Better questions, better products
SAGE research tracking 400 corporate employees linked high critical-thinking disposition to measurably higher innovative behaviour and idea-sharing. Translation: smart questions make cool stuff.
Five proven ways to sharpen your critical-thinking muscles
1. Run a “Five Whys” on every hiccup.
Toyota’s legendary root-cause drill forces teams past surface symptoms to systemic fixes. Lean Enterprise Institute case studies show chronic problems - from jammed conveyors to mental-model myths - disappear when the fifth “why” finally bites.
2. Hold a pre-mortem before you hit “launch.”
Psychologist Gary Klein’s “assume we already failed - now list why” flip legitimises dissent while changes are still cheap.

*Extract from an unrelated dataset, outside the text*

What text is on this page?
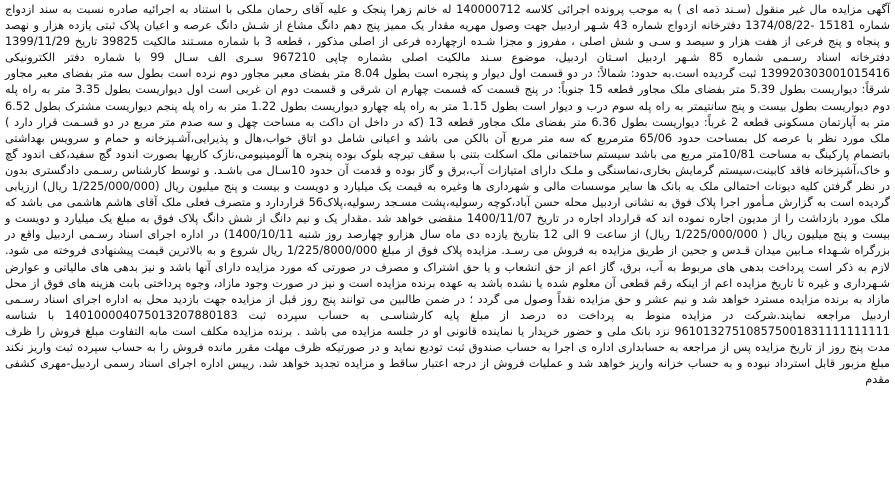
آگهی مزایده مال غیر منقول (سـند ذمه ای ) به موجب پرونده اجرائی کلاسه 140000712 له خانم زهرا پنجک و علیه آقای رحمان ملکی با استناد به اجرائیه صادره نسبت به سند ازدواج شماره 15181 -1374/08/22 دفترخانه ازدواج شماره 43 شـهر اردبیل جهت وصول مهریه مقدار یک ممیز پنج دهم دانگ مشاع از شـش دانگ عرصه و اعیان پلاک ثبتی یازده هزار و نهصد و پنجاه و پنج فرعی از هفت هزار و سیصد و سـی و شش اصلی ، مفروز و مجزا شـده ازچهارده فرعی از اصلی مذکور ، قطعه 3 با شماره مسـتند مالکیت 39825 تاریخ 1399/11/29 دفترخانه اسناد رسـمی شماره 85 شـهر اردبیل اسـتان اردبیل، موضوع سـند مالکیت اصلی بشماره چاپی 967210 سـری الف سـال 99 با شماره دفتر الکترونیکی 139920303001015416 ثبت گردیده است.به حدود: شمالاً: در دو قسمت اول دیوار و پنجره است بطول 8.04 متر بفضای معبر مجاور دوم نرده است بطول سه متر بفضای معبر مجاور شرقاً: دیواریست بطول 5.39 متر بفضای ملک مجاور قطعه 15 جنوباً: در پنج قسمت که قسمت چهارم ان شرقی و قسمت دوم ان غربی است اول دیواریست بطول 3.35 متر به راه پله دوم دیواریست بطول بیست و پنج سانتیمتر به راه پله سوم درب و دیوار است بطول 1.15 متر به راه پله چهارو دیواریست بطول 1.22 متر به راه پله پنجم دیواریست مشترک بطول 6.52 متر به آپارتمان مسکونی قطعه 2 غرباً: دیواریست بطول 6.36 متر بفضای ملک مجاور قطعه 13 (که در داخل ان داکت به مساحت چهل و سه صدم متر مربع در دو قسـمت قرار دارد ) ملک مورد نظر با عرصه کل بمساحت حدود 65/06 مترمربع که سه متر مربع آن بالکن می باشد و اعیانی شامل دو اتاق خواب،هال و پذیرایی،آشـپزخانه و حمام و سرویس بهداشتی باتضمام پارکینگ به مساحت 10/81متر مربع می باشد سیستم ساختمانی ملک اسکلت بتنی با سقف تیرچه بلوک بوده پنجره ها آلومینیومی،نازک کاریها بصورت اندود گچ سفید،کف اندود گچ و خاک،آشپزخانه فاقد کابینت،سیستم گرمایش بخاری،نماسنگی و ملـک دارای امتیازات آب،برق و گاز بوده و قدمت آن حدود 10سـال می باشـد. و توسط کارشناس رسـمی دادگستری بدون در نظر گرفتن کلیه دیونات احتمالی ملک به بانک ها سایر موسسات مالی و شهرداری ها وغیره به قیمت یک میلیارد و دویست و بیست و پنج میلیون ریال (1/225/000/000 ریال) ارزیابی گردیده است به گزارش مـأمور اجرا پلاک فوق به نشانی اردبیل محله حسن آباد،کوچه رسولیه،پشت مسـجد رسولیه،پلاک56 قراردارد و متصرف فعلی ملک آقای هاشم هاشمی می باشد که ملک مورد بازداشت را از مدیون اجاره نموده اند که قرارداد اجاره در تاریخ 1400/11/07 منقضی خواهد شد .مقدار یک و نیم دانگ از شش دانگ پلاک فوق به مبلغ یک میلیارد و دویست و بیست و پنج میلیون ریال ( 1/225/000/000 ریال) از ساعت 9 الی 12 بتاریخ یازده دی ماه سال هزارو چهارصد روز شنبه 1400/10/11) در اداره اجرای اسناد رسـمی اردبیل واقع در بزرگراه شـهداء مـابین میدان قـدس و جحین از طریق مزایده به فروش می رسـد. مزایده پلاک فوق از مبلغ 1/225/8000/000 ریال شروع و به بالاترین قیمت پیشنهادی فروخته می شود. لازم به ذکر است پرداخت بدهی های مربوط به آب، برق، گاز اعم از حق انشعاب و یا حق اشتراک و مصرف در صورتی که مورد مزایده دارای آنها باشد و نیز بدهی های مالیاتی و عوارض شـهرداری و غیره تا تاریخ مزایده اعم از اینکه رقم قطعی آن معلوم شده یا نشده باشد به عهده برنده مزایده است و نیز در صورت وجود مازاد، وجوه پرداختی بابت هزینه های فوق از محل مازاد به برنده مزایده مسترد خواهد شد و نیم عشر و حق مزایده نقداً وصول می گردد ؛ در ضمن طالبین می توانند پنج روز قبل از مزایده جهت بازدید محل به اداره اجرای اسناد رسـمی اردبیل مراجعه نمایند.شرکت در مزایده منوط به پرداخت ده درصد از مبلغ پایه کارشناسـی به حساب سپرده ثبت 140100004075013207880183 با شناسه 961013275108575001831111111111 نزد بانک ملی و حضور خریدار یا نماینده قانونی او در جلسه مزایده می باشد . برنده مزایده مکلف است مابه التفاوت مبلغ فروش را ظرف مدت پنج روز از تاریخ مزایده پس از مراجعه به حسابداری اداره ی اجرا به حساب صندوق ثبت تودیع نماید و در صورتیکه ظرف مهلت مقرر مانده فروش را به حساب سپرده ثبت واریز نکند مبلغ مزبور قابل استرداد نبوده و به حساب خزانه واریز خواهد شد و عملیات فروش از درجه اعتبار ساقط و مزایده تجدید خواهد شد. رییس اداره اجرای اسناد رسمی اردبیل-مهری کشفی مقدم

Projects using the method drastically cut schedule overruns and budget blow-outs.
3. Practise Pearlman’s “Two Truths and a BUT.”
In the TEDx talk, Pearlman urges teams to surface two supporting facts and one contradictory possibility for every proposal - training the brain to seek disconfirming evidence, not confirmation bias.
4. Rotate roles to refresh perspective.
A Frontiers in Psychology meta-analysis spanning 46 studies reports that structured task rotation significantly lifts problem-solving capacity and learning agility while reducing burnout. Or. Spend a day observing a colleague in a completely different function or customer setting. A 2025 NSW Department of Education paper notes that well-structured shadowing enhances critical thinking and personal growth by exposing professionals to unfamiliar constraints and decision paths.
5. Schedule reflection plus peer debate.
Incorporating both reflection and peer debate is a highly effective method of improving critical thinking skills. Reflection allows for deeper analysis of one's own thought processes, while peer debate fosters the development of logical reasoning and communication skills.
Why now?
At Maxme we joke that AI can draft an email, but it can’t decide whether that email should exist. Critical thinking is the human skill telling every other skill when to clock in. It rescues brands in crisis (ask LEGO), fattens margins in good times (ask PwC’s top-quartile firms) and - crucially - keeps humans in the drivers’ seat of the AI revolution.
So before you let ChatGPT finish your next deck, pause for a “why,” run a pre-mortem, and maybe jot down a reflection line. Your stakeholders - and your neurons - will thank you.